Artinya, terjadinya kasus hakim pengadilan tipikor yang buruk dan dicurigai bermain mata di balik putusan bebas juga disebabkan minimnya pengawasan. Ini serupa dengan penyakit yang selama ini ada di balik pengadilan umum. Jawabannya tentu saja bukan resentralisasi, melainkan lebih tepat dengan regionisasi supaya KY dapat mengerjakan pengawasan dengan optimal.

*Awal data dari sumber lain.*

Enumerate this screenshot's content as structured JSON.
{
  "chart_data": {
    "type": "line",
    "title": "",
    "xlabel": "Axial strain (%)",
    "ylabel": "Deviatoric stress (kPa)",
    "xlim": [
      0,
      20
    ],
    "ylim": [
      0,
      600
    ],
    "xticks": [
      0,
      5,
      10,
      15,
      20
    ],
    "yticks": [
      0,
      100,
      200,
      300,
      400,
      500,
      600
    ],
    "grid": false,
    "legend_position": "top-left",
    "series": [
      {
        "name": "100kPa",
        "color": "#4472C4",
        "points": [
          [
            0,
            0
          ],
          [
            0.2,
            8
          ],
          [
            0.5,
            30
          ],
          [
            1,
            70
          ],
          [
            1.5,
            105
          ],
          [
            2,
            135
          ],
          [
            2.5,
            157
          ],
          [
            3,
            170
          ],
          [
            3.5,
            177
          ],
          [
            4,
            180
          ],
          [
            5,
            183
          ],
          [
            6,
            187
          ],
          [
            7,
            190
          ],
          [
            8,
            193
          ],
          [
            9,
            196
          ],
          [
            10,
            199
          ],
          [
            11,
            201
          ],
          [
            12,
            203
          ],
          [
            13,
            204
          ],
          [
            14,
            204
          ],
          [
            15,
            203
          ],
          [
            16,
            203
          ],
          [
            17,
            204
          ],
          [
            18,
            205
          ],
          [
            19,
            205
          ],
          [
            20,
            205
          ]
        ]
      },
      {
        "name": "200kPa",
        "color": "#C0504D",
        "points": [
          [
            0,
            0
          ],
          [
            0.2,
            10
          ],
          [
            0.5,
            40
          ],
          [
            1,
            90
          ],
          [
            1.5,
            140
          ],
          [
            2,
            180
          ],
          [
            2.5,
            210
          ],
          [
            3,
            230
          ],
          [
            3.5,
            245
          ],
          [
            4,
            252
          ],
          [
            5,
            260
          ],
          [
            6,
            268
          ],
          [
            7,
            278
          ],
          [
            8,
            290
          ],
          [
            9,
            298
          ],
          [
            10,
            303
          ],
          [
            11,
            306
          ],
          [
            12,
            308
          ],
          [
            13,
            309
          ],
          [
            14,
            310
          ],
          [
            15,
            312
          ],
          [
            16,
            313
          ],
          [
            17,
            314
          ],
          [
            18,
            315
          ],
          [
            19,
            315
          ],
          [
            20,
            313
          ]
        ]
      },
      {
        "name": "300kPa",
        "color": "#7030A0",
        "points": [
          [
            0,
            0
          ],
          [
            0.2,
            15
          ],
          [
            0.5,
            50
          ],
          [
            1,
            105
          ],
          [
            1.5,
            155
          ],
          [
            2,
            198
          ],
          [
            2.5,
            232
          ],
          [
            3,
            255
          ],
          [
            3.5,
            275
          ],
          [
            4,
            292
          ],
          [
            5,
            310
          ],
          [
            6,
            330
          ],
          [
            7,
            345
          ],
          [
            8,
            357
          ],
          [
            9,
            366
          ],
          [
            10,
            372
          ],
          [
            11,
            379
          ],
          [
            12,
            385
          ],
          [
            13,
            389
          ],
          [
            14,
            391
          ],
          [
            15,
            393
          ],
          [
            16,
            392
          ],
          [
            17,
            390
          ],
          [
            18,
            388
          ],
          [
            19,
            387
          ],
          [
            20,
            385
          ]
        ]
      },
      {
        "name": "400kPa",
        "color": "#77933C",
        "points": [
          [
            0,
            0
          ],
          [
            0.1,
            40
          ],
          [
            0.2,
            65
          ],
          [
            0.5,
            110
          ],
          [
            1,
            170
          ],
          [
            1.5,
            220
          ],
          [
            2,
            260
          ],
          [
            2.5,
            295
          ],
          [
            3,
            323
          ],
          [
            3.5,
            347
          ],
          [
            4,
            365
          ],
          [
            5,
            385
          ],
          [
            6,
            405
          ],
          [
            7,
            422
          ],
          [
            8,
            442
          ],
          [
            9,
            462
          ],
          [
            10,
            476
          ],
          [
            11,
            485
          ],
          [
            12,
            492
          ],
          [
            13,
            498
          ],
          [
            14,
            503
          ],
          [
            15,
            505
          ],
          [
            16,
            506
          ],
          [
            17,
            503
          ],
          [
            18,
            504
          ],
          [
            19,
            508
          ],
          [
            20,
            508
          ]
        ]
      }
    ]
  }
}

Ketiga, dan ini cukup penting, adalah adanya fakta buruk soal kualitas hakim ad hoc. Lagi-lagi, mustahil dimungkiri fakta yang memperlihatkan hakim yang ada malah punya masalah keterkaitan dengan kasus korupsi. Artinya, ketika seleksi dilakukan, pasti ada sesuatu yang tidak tepat terjadi sehingga bisa menghasilkan hakim yang secara nyata memiliki masalah keterkaitan dengan kasus korupsi.
Resentralisasi Bukan Solusi
Bukan cuma ketiga hal ini, melainkan masih ada banyak catatan lain yang mungkin menjadi bagian dari penyebab pengadilan tipikor mandek untuk ikut mengambil tempat dalam jemaah pemberantasan korupsi. Sangat boleh jadi penyebabnya juga karena kualitas dakwaan yang buruk.

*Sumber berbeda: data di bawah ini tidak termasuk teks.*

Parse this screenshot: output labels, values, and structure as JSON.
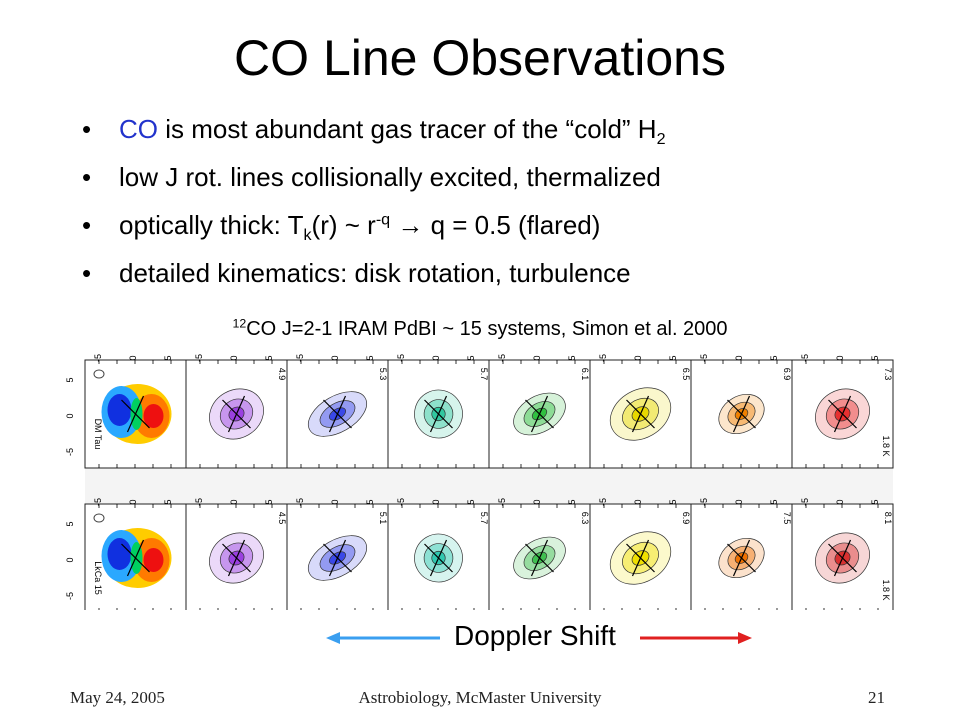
{
  "slide": {
    "title": "CO Line Observations",
    "bullets": {
      "b1": {
        "accent": "CO",
        "text": " is most abundant gas tracer of the “cold” H",
        "sub": "2"
      },
      "b2": {
        "text": "low J rot. lines collisionally excited, thermalized"
      },
      "b3": {
        "pre": "optically thick: T",
        "sub": "k",
        "mid": "(r) ~ r",
        "sup": "-q",
        "arrow": " → ",
        "post": "q = 0.5 (flared)"
      },
      "b4": {
        "text": "detailed kinematics: disk rotation, turbulence"
      }
    },
    "caption": {
      "sup": "12",
      "text": "CO J=2-1 IRAM PdBI ~ 15 systems, Simon et al.  2000"
    },
    "doppler_label": "Doppler Shift",
    "colors": {
      "accent": "#2233cc",
      "arrow_blue": "#3a9ff0",
      "arrow_red": "#e02020"
    },
    "footer": {
      "date": "May 24, 2005",
      "center": "Astrobiology, McMaster University",
      "page": "21"
    }
  },
  "figure": {
    "rows": [
      {
        "source_label": "DM Tau",
        "temp_label": "1.8 K",
        "panels": [
          {
            "velocity": "",
            "color": "#ff4400",
            "kind": "moment"
          },
          {
            "velocity": "4.9",
            "color": "#9a40e0"
          },
          {
            "velocity": "5.3",
            "color": "#3a48e8"
          },
          {
            "velocity": "5.7",
            "color": "#30c8a0"
          },
          {
            "velocity": "6.1",
            "color": "#30c040"
          },
          {
            "velocity": "6.5",
            "color": "#e8d800"
          },
          {
            "velocity": "6.9",
            "color": "#f08000"
          },
          {
            "velocity": "7.3",
            "color": "#e83030"
          }
        ]
      },
      {
        "source_label": "LkCa 15",
        "temp_label": "1.8 K",
        "panels": [
          {
            "velocity": "",
            "color": "#ff4400",
            "kind": "moment"
          },
          {
            "velocity": "4.5",
            "color": "#9a40e0"
          },
          {
            "velocity": "5.1",
            "color": "#3a48e8"
          },
          {
            "velocity": "5.7",
            "color": "#30c8b0"
          },
          {
            "velocity": "6.3",
            "color": "#40c050"
          },
          {
            "velocity": "6.9",
            "color": "#f0e000"
          },
          {
            "velocity": "7.5",
            "color": "#f07000"
          },
          {
            "velocity": "8.1",
            "color": "#d83030"
          }
        ]
      }
    ],
    "tick_labels": {
      "top": [
        "-5",
        "0",
        "5"
      ],
      "left": [
        "5",
        "0",
        "-5"
      ]
    }
  }
}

Maka, dalam kaitan ini, Komisi Pemberantasan Korupsi (KPK) tidak boleh ”cuci tangan” dari fakta buruk pengadilan tipikor, lalu serta-merta menyalahkan pengadilan tipikor di balik jamaknya putusan bebas. Jika memang punya kemampuan mengubah UU Pengadilan Tipikor, akan lebih baik menguatkan hal-hal ini dibandingkan dengan mengubahnya hanya untuk meresentralisasi pengadilan tipikor.
Intinya, perlu sebuah penelisikan untuk mencari penyebab dari masalah dan bukan hanya memutus berdasarkan gejala yang ada. Temukan penyakit sesungguhnya yang telah menggerogoti kesehatan pengadilan tipikor yang diidealkan mampu menjadi tandem KPK dan bekerja sama dengan semua aparat penegak hukum negeri ini untuk melakukan percepatan pemberantasan korupsi. Mari temukan penyebabnya lalu selesaikan.

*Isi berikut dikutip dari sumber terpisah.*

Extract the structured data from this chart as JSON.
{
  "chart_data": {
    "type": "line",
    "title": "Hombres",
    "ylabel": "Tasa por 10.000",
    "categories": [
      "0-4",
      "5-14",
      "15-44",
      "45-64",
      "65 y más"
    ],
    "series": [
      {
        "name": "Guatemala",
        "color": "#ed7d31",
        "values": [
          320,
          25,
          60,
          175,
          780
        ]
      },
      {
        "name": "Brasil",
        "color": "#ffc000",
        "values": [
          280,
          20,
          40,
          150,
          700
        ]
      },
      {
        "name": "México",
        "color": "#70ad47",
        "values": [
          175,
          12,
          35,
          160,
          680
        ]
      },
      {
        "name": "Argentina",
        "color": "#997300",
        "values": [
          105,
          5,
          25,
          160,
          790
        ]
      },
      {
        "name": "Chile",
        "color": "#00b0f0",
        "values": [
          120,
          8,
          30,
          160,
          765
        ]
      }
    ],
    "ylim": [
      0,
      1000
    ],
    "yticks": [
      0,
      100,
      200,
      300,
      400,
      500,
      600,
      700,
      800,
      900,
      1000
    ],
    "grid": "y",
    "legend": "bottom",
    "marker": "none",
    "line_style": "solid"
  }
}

Akan tetapi, maaf, rasanya ide resentralisasi pengadilan tipikor adalah kesimpulan yang terlalu prematur dari sebuah konklusi yang boleh jadi minim analisis. ●
Kalau sumberdaya di daerah belum memadai sebaiknya jangan terlalu dipaksakan, karena hal tersebut bisa menjadi boomerang. Kalau yang dimaksud resentralisasi pengadilan tipikor adalah pengurangan jumlah pengadilan tipikor disesuaikan dengan kemampuan sumberdaya yang tersedia di daerah (bukan sekadar masalah anggaran), saya kira keputusan tersebut sudah tepat. Setelah nanti sumberdaya di daerah bertambah, bisa dilakukan redesentralisasi lagi secara bertahap. Kalau hasil yang diharapkan sama dengan pengadilan tipikor pusat, sarana dan sumberdayanya juga semestinya kurang lebih sama dengan yang ada di pengadilan tipikor di pusat. Saya percaya, keputusan apapun yang akan diambil (resentralisasi atau desentralisasi) pasti melalui suatu proses analisis. Walaupun bukan mustahil bahwa analisis yang telah dilakukan mungkin saja keliru.